AppDirect sells software to more than 2,000 companies including Deutsche Telekom AG, Comcast Corp., Vodafone Group PLC, Honewell International Inc. and Automatic Data Processing Inc. (ADP) which they use to create and run online marketplaces to sell applications and third-party software to small and medium businesses.

Mr. Saks said he and Mr. Desmarais founded AppDirect in San Francisco in 2009 because it was home to Salesforce and other early online subscription software leaders, rather than in Canada where Shopify and Lightspeed were still in their infancy. “We needed to be in Silicon Valley in order to build the platform we wanted,” he said.

AppDirect subsequently raised US$465-million including the most recent financing, counting JPMorgan, Peter Thiel’s Mithril Capital Management, billionaire Henry Kravis and Canada’s Inovia Capital and Stingray Group Inc. as investors. Given the subsequent flourishing of Canada’s tech sector, “if we could do it again today we’d start in Canada,” Mr. Saks said.

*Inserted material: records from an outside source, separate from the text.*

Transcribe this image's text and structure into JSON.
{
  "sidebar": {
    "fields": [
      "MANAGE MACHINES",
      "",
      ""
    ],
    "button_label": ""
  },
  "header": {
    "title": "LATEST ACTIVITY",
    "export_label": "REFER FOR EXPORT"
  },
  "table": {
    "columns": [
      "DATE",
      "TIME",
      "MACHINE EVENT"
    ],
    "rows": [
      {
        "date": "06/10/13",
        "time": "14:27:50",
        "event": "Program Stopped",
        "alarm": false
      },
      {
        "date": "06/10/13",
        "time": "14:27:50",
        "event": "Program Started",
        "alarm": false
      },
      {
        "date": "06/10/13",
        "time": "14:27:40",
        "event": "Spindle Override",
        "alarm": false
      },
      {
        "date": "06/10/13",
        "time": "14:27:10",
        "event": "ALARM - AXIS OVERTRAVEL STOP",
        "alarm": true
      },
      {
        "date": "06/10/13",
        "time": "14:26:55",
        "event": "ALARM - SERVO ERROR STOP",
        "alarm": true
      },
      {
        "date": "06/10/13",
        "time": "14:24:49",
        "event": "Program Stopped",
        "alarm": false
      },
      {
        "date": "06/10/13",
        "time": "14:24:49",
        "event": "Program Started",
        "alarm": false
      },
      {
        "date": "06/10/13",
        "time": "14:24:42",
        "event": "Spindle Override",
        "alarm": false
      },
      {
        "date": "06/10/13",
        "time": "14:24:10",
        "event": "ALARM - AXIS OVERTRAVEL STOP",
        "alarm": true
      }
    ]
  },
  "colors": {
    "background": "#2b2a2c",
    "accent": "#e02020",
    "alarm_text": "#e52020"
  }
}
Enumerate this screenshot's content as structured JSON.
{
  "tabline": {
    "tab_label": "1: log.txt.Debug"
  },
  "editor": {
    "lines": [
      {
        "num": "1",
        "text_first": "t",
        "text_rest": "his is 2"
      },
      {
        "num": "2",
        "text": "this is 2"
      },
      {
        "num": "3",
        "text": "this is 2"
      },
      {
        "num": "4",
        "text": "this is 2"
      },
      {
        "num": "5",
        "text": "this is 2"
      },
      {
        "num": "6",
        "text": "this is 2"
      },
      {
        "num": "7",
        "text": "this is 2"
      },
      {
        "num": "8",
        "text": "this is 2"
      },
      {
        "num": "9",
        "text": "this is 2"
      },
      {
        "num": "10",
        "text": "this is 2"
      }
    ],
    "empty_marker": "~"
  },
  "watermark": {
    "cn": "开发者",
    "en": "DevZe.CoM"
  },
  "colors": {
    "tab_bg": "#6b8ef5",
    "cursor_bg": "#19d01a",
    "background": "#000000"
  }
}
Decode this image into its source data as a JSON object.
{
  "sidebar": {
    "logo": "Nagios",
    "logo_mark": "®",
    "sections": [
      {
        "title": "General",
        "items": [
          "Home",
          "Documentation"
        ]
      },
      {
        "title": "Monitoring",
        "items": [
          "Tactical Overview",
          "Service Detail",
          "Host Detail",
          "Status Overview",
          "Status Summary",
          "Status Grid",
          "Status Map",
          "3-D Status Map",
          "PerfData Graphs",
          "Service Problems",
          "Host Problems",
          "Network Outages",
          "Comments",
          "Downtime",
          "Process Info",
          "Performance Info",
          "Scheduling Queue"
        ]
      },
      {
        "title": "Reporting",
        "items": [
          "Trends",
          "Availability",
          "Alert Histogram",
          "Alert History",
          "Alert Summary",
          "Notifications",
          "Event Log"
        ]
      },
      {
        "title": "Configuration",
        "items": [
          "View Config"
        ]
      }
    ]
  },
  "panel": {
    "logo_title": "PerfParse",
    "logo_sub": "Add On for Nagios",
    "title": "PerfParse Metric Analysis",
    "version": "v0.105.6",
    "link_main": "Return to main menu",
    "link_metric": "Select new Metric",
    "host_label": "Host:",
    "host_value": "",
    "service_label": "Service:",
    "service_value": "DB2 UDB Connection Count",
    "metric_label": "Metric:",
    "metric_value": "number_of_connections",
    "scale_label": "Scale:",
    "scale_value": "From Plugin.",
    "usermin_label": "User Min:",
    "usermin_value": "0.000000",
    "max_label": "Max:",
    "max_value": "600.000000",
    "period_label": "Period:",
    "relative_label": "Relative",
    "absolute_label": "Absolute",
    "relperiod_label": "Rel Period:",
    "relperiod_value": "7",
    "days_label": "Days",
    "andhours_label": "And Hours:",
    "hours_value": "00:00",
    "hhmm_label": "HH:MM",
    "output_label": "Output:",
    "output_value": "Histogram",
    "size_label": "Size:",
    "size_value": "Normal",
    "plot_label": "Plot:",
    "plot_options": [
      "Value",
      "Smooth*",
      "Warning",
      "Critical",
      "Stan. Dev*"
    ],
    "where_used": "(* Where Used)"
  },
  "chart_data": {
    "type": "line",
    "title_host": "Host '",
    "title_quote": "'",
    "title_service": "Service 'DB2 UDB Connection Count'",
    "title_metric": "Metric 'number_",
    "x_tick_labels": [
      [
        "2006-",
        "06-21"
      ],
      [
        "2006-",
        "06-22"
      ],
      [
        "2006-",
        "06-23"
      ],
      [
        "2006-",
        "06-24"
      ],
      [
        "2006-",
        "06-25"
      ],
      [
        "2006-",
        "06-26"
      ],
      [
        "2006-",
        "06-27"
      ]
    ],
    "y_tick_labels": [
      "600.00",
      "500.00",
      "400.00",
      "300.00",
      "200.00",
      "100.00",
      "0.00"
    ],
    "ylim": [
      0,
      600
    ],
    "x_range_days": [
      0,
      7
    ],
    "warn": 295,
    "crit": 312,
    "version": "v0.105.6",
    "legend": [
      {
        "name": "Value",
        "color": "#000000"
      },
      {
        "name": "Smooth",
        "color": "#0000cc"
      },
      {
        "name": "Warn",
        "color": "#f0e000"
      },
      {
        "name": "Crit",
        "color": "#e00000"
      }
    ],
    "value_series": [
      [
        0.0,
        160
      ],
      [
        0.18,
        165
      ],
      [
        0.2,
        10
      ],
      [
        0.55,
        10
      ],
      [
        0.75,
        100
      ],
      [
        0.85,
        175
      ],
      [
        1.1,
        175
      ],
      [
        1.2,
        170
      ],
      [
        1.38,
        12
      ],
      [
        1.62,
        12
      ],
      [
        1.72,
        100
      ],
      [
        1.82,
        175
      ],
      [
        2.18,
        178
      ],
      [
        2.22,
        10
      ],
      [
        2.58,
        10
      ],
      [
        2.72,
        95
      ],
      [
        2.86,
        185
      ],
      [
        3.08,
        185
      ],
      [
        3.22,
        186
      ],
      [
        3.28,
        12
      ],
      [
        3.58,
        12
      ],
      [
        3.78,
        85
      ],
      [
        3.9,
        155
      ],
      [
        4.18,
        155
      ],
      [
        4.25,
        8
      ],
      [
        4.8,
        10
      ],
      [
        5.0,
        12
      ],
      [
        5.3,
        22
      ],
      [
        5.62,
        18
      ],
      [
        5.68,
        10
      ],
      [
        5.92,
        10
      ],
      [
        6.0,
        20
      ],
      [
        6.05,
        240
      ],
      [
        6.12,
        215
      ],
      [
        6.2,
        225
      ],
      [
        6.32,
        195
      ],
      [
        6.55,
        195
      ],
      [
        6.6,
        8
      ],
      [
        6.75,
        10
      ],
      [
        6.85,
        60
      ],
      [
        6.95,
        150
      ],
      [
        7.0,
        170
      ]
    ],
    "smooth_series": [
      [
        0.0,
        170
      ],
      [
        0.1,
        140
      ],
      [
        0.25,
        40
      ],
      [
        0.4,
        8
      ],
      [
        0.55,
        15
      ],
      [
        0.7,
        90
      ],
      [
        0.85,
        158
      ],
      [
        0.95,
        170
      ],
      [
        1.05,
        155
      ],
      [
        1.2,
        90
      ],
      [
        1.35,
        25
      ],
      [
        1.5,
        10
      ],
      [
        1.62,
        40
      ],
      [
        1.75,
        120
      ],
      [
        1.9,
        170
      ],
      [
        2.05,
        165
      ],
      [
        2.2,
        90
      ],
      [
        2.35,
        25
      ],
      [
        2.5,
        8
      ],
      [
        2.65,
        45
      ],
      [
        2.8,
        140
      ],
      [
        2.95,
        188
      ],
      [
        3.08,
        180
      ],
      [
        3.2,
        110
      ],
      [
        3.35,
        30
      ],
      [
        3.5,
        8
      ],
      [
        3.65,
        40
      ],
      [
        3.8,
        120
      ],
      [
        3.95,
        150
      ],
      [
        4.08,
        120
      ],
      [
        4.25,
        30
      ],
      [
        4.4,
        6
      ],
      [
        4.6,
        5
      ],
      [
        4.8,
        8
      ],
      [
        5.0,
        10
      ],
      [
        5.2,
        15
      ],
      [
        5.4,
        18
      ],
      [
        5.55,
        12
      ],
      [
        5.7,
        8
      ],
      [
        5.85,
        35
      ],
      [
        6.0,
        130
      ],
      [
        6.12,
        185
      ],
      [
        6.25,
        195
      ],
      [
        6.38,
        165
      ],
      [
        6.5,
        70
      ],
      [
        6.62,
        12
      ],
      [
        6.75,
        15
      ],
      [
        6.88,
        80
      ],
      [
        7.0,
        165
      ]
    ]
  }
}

AppDirect got onto the Caisse’s radar through the pension giant’s support of Montreal-based Inovia, one of AppDirect’s first backers. Mr. Birch met with AppDirect’s founders at their Montreal conference last year and “we got serious with the company” after spending time with management in California later that fall, he said. The Caisse eventually agreed to pre-emptively lead a couple of investments in the company this year totalling US$185-million.

Inovia partner and board member Chris Arsenault said AppDirect is set to have a strong 2020 because of a pandemic-related pickup in demand as more businesses shift online. “They’ve been successful because they’ve executed on a vision they had in 2009” that small businesses would increasingly turn to online channels for their software and infrastructure needs, Mr. Arsenault said.